Le rendez-vous annuel des indés et de l'autoproduction
← Edito 2017

Edito 2016

Edito 2016

Edito 2016

Chômage, attentats, état d’urgence, loi du travail, printemps pourri, finale perdue… et si pour une fois nous positivions et nous disions que tout ne va pas mal… du moins dans le monde des indés, et notamment du « do it yourself ».

Apprendre la musique n’a jamais été aussi facile et accessible grâce aux nombreux tutoriels sur le web (exit le conservatoire).

Moins chers qu’il y a 20 ans, les instruments nous permettent de casser les oreilles aux voisins plus facilement. Nous pouvons désormais faire rentrer un orchestre dans notre chambre aux moyens de nouveaux bidules électroniques. Technologies électroniques nous permettant également d’enregistrer, mixer et masteriser nos titres sans sortir de la maison et nous évitant la location onéreuse d’un studio d’enregistrement.

La diffusion de ces créations peut se faire en quelques cliques grâce à Bandcamp et autres sites dédiés, nous autorisant à trouver des fans, même à l’autre bout du monde, sans bouger nos fesses de l’écran ; fans auxquelles nous pourrons ensuite demander une aide pour financer nos prochains albums, tournées, clips ou autres tee-shirts. Nous pouvons également réaliser un super clip uniquement à l’aide de notre téléphone et faire des millions de vues sur YouTube. Avant, il fallait une caméra, des micros, développer son film… pour ensuite n’être montré qu’à pépé et mémé !

Pour réaliser une pochette ou des affiches, ce ne sont pas les applications qui manquent pour faire un beau visuel. Pas de Rotring qui bavent et de Letraset pas alignés. D’ailleurs les affiches et les flyers nous n’en aurons bientôt plus besoin. Combien de concerts sont complets sans le moindre papier? Plus besoin non plus de photocopies de dossier de presse et de bio, tout passe également par les tuyaux.
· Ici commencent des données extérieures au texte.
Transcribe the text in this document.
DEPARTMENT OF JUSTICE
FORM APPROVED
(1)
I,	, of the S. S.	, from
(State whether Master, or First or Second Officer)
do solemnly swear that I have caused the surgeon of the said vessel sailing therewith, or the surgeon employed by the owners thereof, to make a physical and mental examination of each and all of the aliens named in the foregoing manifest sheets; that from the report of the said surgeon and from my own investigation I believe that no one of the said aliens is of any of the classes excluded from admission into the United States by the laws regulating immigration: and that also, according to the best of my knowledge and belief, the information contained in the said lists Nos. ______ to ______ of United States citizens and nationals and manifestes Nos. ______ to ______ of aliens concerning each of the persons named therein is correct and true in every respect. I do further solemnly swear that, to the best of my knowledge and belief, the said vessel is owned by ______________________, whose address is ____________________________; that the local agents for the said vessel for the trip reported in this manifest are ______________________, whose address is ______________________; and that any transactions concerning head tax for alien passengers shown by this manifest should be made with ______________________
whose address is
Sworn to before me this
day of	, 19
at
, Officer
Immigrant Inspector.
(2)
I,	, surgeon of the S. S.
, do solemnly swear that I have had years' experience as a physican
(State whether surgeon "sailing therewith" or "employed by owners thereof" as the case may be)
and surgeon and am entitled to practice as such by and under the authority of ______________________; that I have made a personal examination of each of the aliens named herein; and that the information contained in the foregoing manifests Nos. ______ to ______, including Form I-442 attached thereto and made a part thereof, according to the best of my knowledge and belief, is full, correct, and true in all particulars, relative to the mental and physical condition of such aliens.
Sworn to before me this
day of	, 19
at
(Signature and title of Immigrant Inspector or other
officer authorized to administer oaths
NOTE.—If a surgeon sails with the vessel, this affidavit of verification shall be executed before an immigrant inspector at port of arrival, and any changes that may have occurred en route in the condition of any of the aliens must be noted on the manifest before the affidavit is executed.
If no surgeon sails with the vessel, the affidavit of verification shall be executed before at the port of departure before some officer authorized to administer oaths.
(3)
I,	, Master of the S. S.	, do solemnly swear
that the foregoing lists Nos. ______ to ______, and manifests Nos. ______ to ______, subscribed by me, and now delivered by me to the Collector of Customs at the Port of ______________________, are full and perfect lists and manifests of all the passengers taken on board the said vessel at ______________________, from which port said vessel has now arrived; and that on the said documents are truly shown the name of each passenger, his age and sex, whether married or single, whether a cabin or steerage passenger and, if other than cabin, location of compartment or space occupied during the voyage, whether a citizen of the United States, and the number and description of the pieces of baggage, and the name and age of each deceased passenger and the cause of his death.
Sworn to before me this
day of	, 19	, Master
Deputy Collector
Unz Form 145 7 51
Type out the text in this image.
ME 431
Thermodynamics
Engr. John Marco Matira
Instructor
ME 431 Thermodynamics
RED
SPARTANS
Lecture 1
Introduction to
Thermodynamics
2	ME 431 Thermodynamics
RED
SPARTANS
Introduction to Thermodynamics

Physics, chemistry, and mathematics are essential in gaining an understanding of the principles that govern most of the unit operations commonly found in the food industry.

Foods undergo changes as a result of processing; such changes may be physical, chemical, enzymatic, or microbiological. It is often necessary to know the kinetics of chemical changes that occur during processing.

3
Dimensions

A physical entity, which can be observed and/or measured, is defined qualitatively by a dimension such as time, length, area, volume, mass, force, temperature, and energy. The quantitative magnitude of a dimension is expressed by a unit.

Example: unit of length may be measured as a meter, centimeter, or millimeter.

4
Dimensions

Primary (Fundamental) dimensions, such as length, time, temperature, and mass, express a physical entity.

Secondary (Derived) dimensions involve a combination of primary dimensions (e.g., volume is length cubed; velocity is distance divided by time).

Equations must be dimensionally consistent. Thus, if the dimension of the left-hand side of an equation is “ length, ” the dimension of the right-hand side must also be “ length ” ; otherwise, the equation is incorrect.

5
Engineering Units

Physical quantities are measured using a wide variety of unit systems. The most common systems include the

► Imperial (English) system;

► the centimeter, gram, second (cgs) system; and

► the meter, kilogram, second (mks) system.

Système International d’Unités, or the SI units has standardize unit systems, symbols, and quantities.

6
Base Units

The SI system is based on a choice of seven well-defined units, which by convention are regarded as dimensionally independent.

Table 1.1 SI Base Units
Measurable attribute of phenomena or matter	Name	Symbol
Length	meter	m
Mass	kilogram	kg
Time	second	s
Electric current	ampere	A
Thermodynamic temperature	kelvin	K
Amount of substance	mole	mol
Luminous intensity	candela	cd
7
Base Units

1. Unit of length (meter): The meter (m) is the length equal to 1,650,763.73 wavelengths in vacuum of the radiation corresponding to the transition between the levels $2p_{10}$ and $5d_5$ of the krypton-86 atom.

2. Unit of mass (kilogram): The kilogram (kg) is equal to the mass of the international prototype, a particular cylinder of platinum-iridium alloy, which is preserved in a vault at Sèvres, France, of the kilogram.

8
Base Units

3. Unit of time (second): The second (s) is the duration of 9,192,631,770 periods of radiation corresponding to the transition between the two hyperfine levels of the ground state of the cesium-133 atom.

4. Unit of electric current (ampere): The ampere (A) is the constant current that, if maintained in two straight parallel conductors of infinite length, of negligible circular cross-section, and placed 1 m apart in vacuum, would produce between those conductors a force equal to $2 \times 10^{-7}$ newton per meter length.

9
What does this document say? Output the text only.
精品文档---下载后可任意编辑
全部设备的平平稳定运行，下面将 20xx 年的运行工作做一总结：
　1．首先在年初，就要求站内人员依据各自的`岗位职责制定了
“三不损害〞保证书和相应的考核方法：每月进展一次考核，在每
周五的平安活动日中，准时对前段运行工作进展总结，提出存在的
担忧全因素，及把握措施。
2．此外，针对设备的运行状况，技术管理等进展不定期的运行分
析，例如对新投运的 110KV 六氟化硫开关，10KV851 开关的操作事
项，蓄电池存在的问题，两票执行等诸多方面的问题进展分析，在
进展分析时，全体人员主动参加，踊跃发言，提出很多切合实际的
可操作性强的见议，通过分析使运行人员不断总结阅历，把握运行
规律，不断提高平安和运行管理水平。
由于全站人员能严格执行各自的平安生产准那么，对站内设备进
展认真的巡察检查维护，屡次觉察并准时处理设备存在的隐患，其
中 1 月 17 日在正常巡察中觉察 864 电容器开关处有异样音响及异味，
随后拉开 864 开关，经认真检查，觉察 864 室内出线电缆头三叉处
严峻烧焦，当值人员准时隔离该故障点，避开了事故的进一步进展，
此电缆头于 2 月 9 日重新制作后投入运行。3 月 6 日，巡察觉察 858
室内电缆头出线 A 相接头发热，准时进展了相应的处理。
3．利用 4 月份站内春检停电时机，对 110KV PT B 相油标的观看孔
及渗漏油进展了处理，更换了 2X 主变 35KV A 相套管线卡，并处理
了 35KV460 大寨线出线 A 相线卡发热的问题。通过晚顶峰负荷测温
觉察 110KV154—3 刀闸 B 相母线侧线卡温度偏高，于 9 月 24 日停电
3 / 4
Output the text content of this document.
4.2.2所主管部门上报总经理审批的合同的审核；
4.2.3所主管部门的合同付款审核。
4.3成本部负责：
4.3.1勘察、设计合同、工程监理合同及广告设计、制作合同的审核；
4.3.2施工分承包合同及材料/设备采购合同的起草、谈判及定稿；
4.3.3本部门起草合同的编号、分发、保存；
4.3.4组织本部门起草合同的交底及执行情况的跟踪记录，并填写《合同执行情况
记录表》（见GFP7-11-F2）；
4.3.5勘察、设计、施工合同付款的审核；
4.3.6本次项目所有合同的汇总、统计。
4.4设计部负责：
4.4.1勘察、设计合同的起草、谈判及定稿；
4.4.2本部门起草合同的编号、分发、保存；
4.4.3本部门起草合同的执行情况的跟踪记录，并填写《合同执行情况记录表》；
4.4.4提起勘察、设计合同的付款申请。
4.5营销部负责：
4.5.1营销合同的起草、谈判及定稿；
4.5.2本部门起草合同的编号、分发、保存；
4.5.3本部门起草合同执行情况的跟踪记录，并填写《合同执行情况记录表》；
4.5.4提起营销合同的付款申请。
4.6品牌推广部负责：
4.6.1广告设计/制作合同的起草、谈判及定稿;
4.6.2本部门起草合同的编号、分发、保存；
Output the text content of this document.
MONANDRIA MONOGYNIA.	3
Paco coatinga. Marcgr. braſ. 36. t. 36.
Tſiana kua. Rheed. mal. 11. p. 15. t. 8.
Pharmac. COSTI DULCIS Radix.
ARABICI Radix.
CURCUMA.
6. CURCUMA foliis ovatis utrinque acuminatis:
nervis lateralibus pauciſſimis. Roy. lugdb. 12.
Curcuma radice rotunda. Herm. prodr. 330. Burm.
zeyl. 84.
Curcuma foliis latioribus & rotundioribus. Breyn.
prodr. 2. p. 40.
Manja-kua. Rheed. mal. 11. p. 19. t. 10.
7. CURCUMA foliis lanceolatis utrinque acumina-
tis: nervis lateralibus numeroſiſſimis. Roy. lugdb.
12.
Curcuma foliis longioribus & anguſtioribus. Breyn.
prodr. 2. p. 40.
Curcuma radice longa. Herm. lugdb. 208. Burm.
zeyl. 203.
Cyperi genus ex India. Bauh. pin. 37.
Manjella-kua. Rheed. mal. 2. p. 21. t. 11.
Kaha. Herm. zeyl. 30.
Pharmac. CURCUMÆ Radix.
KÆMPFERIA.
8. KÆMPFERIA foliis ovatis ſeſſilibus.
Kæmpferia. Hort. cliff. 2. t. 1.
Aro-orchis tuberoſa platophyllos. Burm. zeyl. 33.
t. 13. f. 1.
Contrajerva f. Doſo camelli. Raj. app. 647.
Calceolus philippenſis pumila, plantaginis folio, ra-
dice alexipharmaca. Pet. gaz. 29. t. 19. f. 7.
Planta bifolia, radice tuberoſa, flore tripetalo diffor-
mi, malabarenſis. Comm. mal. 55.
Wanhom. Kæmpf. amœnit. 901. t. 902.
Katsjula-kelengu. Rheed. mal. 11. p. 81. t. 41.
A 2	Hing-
Jouer aussi est devenu plus easy. Même si de nombreuses MJC ferment (merci une partie des élus…) il y a tout de même beaucoup plus de bars, de petits clubs et de SMAC. Sans oublier dans cette quête à la création, les nombreuses aides et subventions de la part de sociétés civiles fondations, et pouvoirs publics (quand bien même il faut presque monter une société avant de se pencher sur l’artistique). Cependant là encore une solution s’offre à nous avec ces nombreuses personnes et structures associatives prêtent à soutenir artistes/groupes et à s’occuper des tâches les moins ragoutantes nécessaires à la réussite d’un projet musicale.

En résumé, si tout n’est pas rose dans le milieu de la musique, tracer sa route n’a finalement jamais été aussi simple et ne le sera sans-doute jamais plus. Cette 10ème édition de la JIMI souhaite donc célébrer les nouveaux outils aux services des artistes ainsi que l’huile de coude de l’ensemble des acteurs indés, matière première indispensable à la réalisation de projets artistiques.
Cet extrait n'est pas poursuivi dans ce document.